When it comes to subject of stress, who knows this better than a woman or men who is just getting over love. Yes, it's a hard feat. No one wants to go through the entire dating process again. Who does?
When my last relationship went up in smoke I couldn't call another mate by Morse Code. I had to get my ass together by catering to myself. Of course, it might seem a little hard at first, but eventually it will fit. Like I always say, "how can you love someone else when you can't love yourself?"
When the woman who I'd fallen in love with cheated on my with a family member, it hurt like a cut down the back with salt in the wound. I couldn't understand why someone would be so evil. For months I was told that I was the only one and that I was being loved beyond thought, feeling and expressible emotion. Yeah, right!
Like I said earlier, the news hurt me a lot. But I did something that I never would have done in the past. I went into the bathroom and shut the door. I even locked it through no one else was there. I starred at myself in the mirror and immediately began to feel sorry for myself.
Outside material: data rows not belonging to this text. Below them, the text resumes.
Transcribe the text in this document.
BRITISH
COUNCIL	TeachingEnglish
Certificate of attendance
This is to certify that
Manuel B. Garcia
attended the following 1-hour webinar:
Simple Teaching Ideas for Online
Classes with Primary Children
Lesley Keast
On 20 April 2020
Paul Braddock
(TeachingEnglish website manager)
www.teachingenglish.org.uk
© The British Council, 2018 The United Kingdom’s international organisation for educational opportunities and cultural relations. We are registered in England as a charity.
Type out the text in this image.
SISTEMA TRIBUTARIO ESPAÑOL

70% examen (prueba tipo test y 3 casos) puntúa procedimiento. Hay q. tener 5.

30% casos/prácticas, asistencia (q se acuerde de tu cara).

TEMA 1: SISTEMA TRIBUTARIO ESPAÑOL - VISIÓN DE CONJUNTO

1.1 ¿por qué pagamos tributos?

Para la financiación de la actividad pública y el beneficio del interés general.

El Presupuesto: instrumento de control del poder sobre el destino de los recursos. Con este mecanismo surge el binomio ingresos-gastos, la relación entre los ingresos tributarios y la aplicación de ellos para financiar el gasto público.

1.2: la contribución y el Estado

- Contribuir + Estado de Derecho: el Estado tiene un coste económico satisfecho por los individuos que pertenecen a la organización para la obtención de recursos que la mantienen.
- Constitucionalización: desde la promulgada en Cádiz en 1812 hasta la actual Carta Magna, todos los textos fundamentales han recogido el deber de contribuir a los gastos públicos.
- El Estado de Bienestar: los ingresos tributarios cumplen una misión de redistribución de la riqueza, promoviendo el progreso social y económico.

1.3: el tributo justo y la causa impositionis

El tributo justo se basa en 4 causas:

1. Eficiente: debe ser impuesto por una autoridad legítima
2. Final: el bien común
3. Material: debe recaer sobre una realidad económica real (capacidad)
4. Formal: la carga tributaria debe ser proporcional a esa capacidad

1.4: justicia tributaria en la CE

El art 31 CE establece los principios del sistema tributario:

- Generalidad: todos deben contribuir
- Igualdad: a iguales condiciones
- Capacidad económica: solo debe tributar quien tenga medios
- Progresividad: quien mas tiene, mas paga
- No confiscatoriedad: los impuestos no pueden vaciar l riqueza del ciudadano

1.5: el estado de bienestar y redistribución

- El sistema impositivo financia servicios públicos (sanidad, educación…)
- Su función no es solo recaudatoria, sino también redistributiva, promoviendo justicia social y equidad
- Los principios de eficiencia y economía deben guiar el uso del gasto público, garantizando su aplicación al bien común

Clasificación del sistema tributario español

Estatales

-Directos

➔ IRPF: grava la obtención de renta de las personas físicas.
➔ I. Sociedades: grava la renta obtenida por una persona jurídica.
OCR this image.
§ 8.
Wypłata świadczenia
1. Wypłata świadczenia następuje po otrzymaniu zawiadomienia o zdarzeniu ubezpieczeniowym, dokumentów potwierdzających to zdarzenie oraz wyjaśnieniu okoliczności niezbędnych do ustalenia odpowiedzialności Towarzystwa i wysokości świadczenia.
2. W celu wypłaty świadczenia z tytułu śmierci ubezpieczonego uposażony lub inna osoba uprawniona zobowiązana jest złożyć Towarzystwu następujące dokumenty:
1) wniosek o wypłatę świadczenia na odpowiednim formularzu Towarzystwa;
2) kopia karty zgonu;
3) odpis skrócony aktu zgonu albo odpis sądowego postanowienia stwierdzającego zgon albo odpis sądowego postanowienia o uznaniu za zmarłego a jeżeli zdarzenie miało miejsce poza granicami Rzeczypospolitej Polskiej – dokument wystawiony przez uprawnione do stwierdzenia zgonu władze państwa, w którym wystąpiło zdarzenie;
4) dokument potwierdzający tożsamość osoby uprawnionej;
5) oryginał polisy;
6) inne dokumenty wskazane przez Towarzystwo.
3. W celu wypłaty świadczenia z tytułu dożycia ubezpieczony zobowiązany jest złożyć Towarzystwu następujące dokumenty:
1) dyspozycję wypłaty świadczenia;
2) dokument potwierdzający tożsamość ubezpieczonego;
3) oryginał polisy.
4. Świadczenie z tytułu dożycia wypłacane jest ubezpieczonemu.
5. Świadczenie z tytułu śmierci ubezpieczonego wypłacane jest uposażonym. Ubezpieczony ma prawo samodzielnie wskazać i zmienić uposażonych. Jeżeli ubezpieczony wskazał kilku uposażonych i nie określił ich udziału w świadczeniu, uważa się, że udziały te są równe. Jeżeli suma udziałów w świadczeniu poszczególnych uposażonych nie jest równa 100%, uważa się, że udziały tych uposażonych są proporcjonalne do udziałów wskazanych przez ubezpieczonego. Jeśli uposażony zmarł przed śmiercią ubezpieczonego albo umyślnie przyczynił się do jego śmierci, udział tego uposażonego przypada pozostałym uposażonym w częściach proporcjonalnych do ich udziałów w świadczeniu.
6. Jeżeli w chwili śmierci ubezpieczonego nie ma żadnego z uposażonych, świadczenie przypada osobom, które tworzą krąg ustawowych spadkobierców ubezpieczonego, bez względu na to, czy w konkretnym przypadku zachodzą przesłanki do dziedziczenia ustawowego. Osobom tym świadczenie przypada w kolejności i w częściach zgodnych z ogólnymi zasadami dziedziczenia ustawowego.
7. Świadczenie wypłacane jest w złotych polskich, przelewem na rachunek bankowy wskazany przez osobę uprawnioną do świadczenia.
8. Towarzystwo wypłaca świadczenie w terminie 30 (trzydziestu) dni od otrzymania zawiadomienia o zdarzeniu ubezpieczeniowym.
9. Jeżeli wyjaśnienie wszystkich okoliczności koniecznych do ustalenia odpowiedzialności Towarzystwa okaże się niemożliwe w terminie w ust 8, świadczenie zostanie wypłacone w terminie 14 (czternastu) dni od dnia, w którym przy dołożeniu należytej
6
How could this happen to me, I thought to myself. And then, out of no where, I begin to laugh!
This might seem like I was going insane, but you know what, the laughter helped me realize how foolish I would have been for crying over someone who wouldn't hear my sobs and wouldn't taste my tears. Looking at myself in the mirror helped me realize how unimportant it was to sulk over what happened. Though, at first, it felt like someone through salt and rubbing alcohol in the wound, it began to heal.
I know that it is always hard getting over anything you love leaving you, be it a lover, mother, father, sister, aunt, uncle, cousin, brother or friend. Hell, people even get teary-eyed over loosing a job they've had for years. And though it's not easy to just laugh at the situation when you're hurting, really understand that God must have a purpose in your life. He wouldn't leave you hanging out to dry.
So dry those tears, turn that frown into a smile (it takes more muscle to frown then to smile.. but I think you've heard that before) and think of loving yourself. Bring Atlantic City to your home and mingle with yourself for as long as it takes for the wound to heal.